6. basic configuration
To do route forwarding, IP Forwarding is the most basic. Therefore, you must add the following definition to sysctl. conf: Net. inet. ip. forwarding = 1 In addition, you must configure the correct IP address and subnet mask in hostname. em0 and hostname. em1.
1. OpenBGPD
# Global configuration
AS 123
# Equivalent to the Cisco router # router bgp 123
Router-id 192.168.1.1
# Equivalent to bgp router-id 192.168.1.1
# Declaring IP Space
Network 192.168.1/24
# Neighbor settings
Neighbor 192.168.2.1 {
Descr "isp"
Remote-as 124
}
Neighbor 192.168.3.1 {
Descr "isp B"
Remote-as 125
# Peer Password
Tcp md5sig password "74 # senEjTYmhQ/f"
}
Edit/etc/rc. conf, find bgpd_flags = NO and change it to bgpd_flags = "". In addition, change ospfd to "ospfd_flags =" NO "to ospfd_flags =" "for the following configuration, save and quit and restart. After the restart, use # bgpctl show to check the status and neighbors of BGPD. Is it very simple and intuitive. Two neighbors are set here. remote-as is 124 and 125, respectively.
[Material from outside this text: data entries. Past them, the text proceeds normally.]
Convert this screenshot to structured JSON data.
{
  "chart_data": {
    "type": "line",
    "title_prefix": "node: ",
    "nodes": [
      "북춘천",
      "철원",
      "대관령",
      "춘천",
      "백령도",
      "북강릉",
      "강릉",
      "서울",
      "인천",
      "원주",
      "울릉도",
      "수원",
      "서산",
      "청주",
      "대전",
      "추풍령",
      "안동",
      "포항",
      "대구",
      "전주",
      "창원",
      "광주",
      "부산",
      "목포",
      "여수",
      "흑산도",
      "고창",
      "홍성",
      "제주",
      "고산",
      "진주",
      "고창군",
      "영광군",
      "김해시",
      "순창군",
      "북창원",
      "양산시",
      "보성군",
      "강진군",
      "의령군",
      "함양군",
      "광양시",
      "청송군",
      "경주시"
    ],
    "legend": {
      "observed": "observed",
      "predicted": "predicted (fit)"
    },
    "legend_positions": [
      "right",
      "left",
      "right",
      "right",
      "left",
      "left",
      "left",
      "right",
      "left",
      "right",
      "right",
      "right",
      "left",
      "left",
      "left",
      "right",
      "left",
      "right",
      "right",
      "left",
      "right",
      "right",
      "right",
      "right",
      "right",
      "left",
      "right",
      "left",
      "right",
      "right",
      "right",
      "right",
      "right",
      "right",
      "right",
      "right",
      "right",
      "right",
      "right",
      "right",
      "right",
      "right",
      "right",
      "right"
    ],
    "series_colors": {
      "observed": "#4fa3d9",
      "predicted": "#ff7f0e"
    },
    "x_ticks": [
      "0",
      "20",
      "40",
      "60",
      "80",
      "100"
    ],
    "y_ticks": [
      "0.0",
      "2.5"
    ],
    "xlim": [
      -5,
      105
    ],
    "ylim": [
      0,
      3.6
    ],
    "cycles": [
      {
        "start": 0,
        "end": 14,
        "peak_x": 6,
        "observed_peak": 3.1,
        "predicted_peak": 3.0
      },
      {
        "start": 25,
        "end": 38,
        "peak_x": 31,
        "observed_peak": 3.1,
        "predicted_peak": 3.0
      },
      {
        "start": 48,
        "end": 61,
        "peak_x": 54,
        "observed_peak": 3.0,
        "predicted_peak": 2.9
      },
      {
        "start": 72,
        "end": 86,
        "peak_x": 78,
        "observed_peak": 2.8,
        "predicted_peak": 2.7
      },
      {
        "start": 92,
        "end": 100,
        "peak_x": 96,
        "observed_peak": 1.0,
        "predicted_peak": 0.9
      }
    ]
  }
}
# This is the result of querying bgp on my Virtual Machine
# Bgpctl show
Neighbor AS MsgRcvd MsgSent OutQ Up/Down State/PrfRcvd
10.2.1.1 65023 0 0 0 Never Active
Template for local p 0 0 0 0 Never Template
Upstream2 65004 0 0 0 Never Active
Upstream 65003 0 0 0 Never Active
Peering AS 65042 0 0 0 0 Never Active
Peering AS 65042 0 0 0 0 Never Active
AS 65001 peer 2 65002 0 0 0 Never Active
AS 65001 peer 1 65002 0 0 0 Never Active
2. OpenOSPFD
# Global configuration
Router-id 0.0.0.2
# Allow route redistribution
Redistribute connected
# Region, area. It is hard to understand Cisco.
Area 0.0.0.0 {
Auth-type crypt
Auth-md 1 "L & Y6) @ Vc (6I4 = Gq"
Auth-md 2 "IsJ _-LE: al17a"
Auth-md-keyid 1
# Main link
Interface em1 {metric 10}
# Backup link
Interface em0 {metric 100}
}
The Local Machine ID is 0.0.0.2 and the region is 0.0.0.0. Use two NICs to connect to the peer end as the master and backup. We can see that the em1 distance is 10, and the em0 distance is 100. Note that the maximum OSPF management distance is 110. As the Shortest Path protocol, the metric number must be relatively small unless the link is disconnected. How, isn't it more complicated than Cisco's configuration? In fact, it is very easy to use. In addition, OpenBSD uses pf to filter data packets at the network layer, allowing or rejecting data packets from other places, which ensures security. In addition, OpenBSD native supports Vlan, IPSec, Tunnel, carp, and trunk (link aggregation, equivalent to Linux bonding or netgraph in FreeBSD ).
Pf is a packet control tool in OpenBSD called packet filter. It can filter OSPF and BGP packets, or filter other TCP/IP connections, it is a very powerful firewall software. An OpenBSD can serve as all the functions of routers and firewalls. OpenBSD can accomplish all things at no more than 3000 compared to tens of thousands of devices, isn't it more attractive than those devices?
This article was posted on the "practice test truth" blog and declined to be reproduced!